Supercoin Q&A by the supercoindev has been posted.
Hopefully it'll clear up some technical misunderstandings.

https://bitcointalk.org/index.php?topic=736705.msg8426652#msg8426652

Well some individuals deserved this, I must say. It's unfortunate it got an impact on the whole SUPER community while only few persons fudded (and honestly I believe it was mainly people from mammoth and no 'real' community members of SUPER). Supercointeam, me and others asked these people to stop the fud several times because it was basically immature the way they did this, and they were damaging our reputation aswell. None of us ever supported them, let that be clear. But since no community is able to decide who invests in its coin we can not have full control over them.
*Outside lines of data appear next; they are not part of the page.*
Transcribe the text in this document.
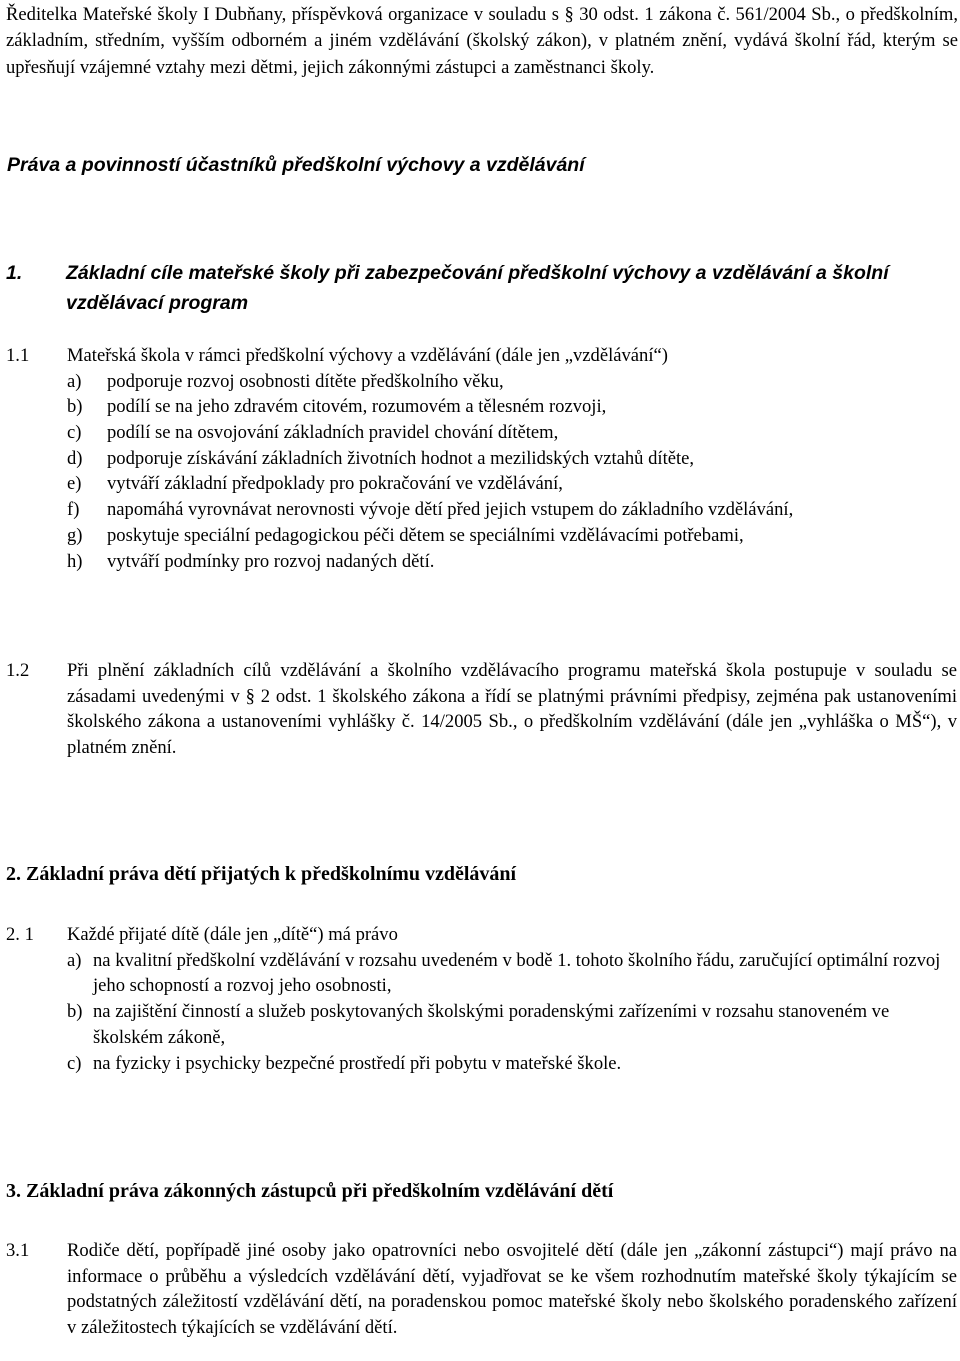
Ředitelka Mateřské školy I Dubňany, příspěvková organizace v souladu s § 30 odst. 1 zákona č. 561/2004 Sb., o předškolním, základním, středním, vyšším odborném a jiném vzdělávání (školský zákon), v platném znění, vydává školní řád, kterým se upřesňují vzájemné vztahy mezi dětmi, jejich zákonnými zástupci a zaměstnanci školy.

Práva a povinností účastníků předškolní výchovy a vzdělávání
1. Základní cíle mateřské školy při zabezpečování předškolní výchovy a vzdělávání a školní vzdělávací program
1.1 Mateřská škola v rámci předškolní výchovy a vzdělávání (dále jen „vzdělávání“)
a) podporuje rozvoj osobnosti dítěte předškolního věku,
b) podílí se na jeho zdravém citovém, rozumovém a tělesném rozvoji,
c) podílí se na osvojování základních pravidel chování dítětem,
d) podporuje získávání základních životních hodnot a mezilidských vztahů dítěte,
e) vytváří základní předpoklady pro pokračování ve vzdělávání,
f) napomáhá vyrovnávat nerovnosti vývoje dětí před jejich vstupem do základního vzdělávání,
g) poskytuje speciální pedagogickou péči dětem se speciálními vzdělávacími potřebami,
h) vytváří podmínky pro rozvoj nadaných dětí.
1.2 Při plnění základních cílů vzdělávání a školního vzdělávacího programu mateřská škola postupuje v souladu se zásadami uvedenými v § 2 odst. 1 školského zákona a řídí se platnými právními předpisy, zejména pak ustanoveními školského zákona a ustanoveními vyhlášky č. 14/2005 Sb., o předškolním vzdělávání (dále jen „vyhláška o MŠ“), v platném znění.
2. Základní práva dětí přijatých k předškolnímu vzdělávání
2. 1 Každé přijaté dítě (dále jen „dítě“) má právo
a) na kvalitní předškolní vzdělávání v rozsahu uvedeném v bodě 1. tohoto školního řádu, zaručující optimální rozvoj jeho schopností a rozvoj jeho osobnosti,
b) na zajištění činností a služeb poskytovaných školskými poradenskými zařízeními v rozsahu stanoveném ve školském zákoně,
c) na fyzicky i psychicky bezpečné prostředí při pobytu v mateřské škole.
3. Základní práva zákonných zástupců při předškolním vzdělávání dětí
3.1 Rodiče dětí, popřípadě jiné osoby jako opatrovníci nebo osvojitelé dětí (dále jen „zákonní zástupci“) mají právo na informace o průběhu a výsledcích vzdělávání dětí, vyjadřovat se ke všem rozhodnutím mateřské školy týkajícím se podstatných záležitostí vzdělávání dětí, na poradenskou pomoc mateřské školy nebo školského poradenského zařízení v záležitostech týkajících se vzdělávání dětí.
Not sure why some XC investors took the same path as them and started a counter-fud, instead of just opening a thread of their own with answers. But I truely hope 'our' fudders learned their lesson.

I agree that FUD is immature, the thread came off as a personal attack more than just common FUD. I think that is what really added fuel to the fire. I dont condone to FUD and I think it puts a bad reputation on communities in general. Our XC community is for the most part very sensible and down to earth, but I guess if you push even the nicest people they will respond an equal push back.
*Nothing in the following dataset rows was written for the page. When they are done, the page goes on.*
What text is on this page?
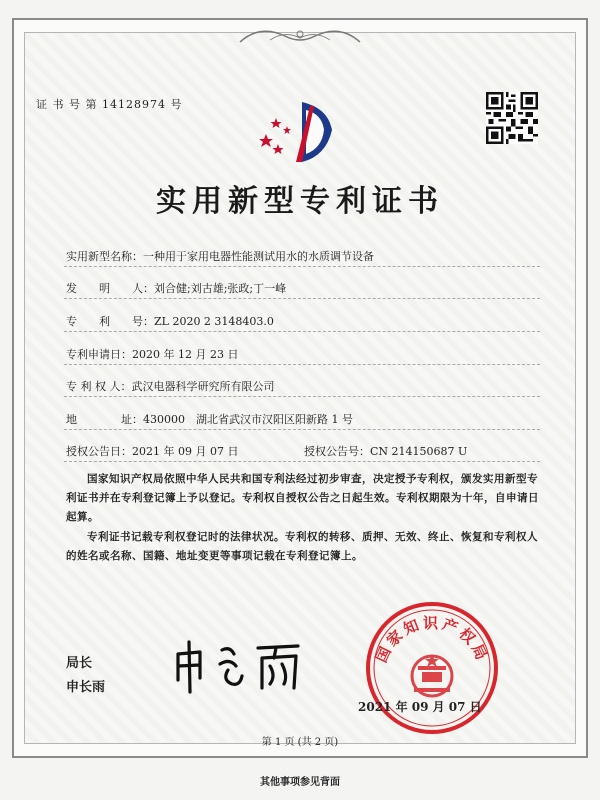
证 书 号 第 14128974 号
实用新型专利证书
实用新型名称：一种用于家用电器性能测试用水的水质调节设备
发　　明　　人：刘合健;刘古雄;张政;丁一峰
专　　利　　号：ZL 2020 2 3148403.0
专利申请日：2020 年 12 月 23 日
专 利 权 人：武汉电器科学研究所有限公司
地　　　　址：430000　湖北省武汉市汉阳区阳新路 1 号
授权公告日：2021 年 09 月 07 日	授权公告号：CN 214150687 U
国家知识产权局依照中华人民共和国专利法经过初步审查，决定授予专利权，颁发实用新型专利证书并在专利登记簿上予以登记。专利权自授权公告之日起生效。专利权期限为十年，自申请日起算。
专利证书记载专利权登记时的法律状况。专利权的转移、质押、无效、终止、恢复和专利权人的姓名或名称、国籍、地址变更等事项记载在专利登记簿上。
局长
申长雨
国家知识产权局
2021 年 09 月 07 日
第 1 页 (共 2 页)
其他事项参见背面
Thanks for the insightful posts fluffy.

For the unaware, fluffy is one of the Monero devs and as you can tell from his messages, he knows crypto extremely well.

This all was actually started by one guy, and to be honest I haven't seen him in Supercoin or Mammothcoin thread ever so i have no idea why. Too bad his scheme actually worked and bullets were being fired from both sides. I don't really see the point in keeping this up though in the end we are all working towards the same goal.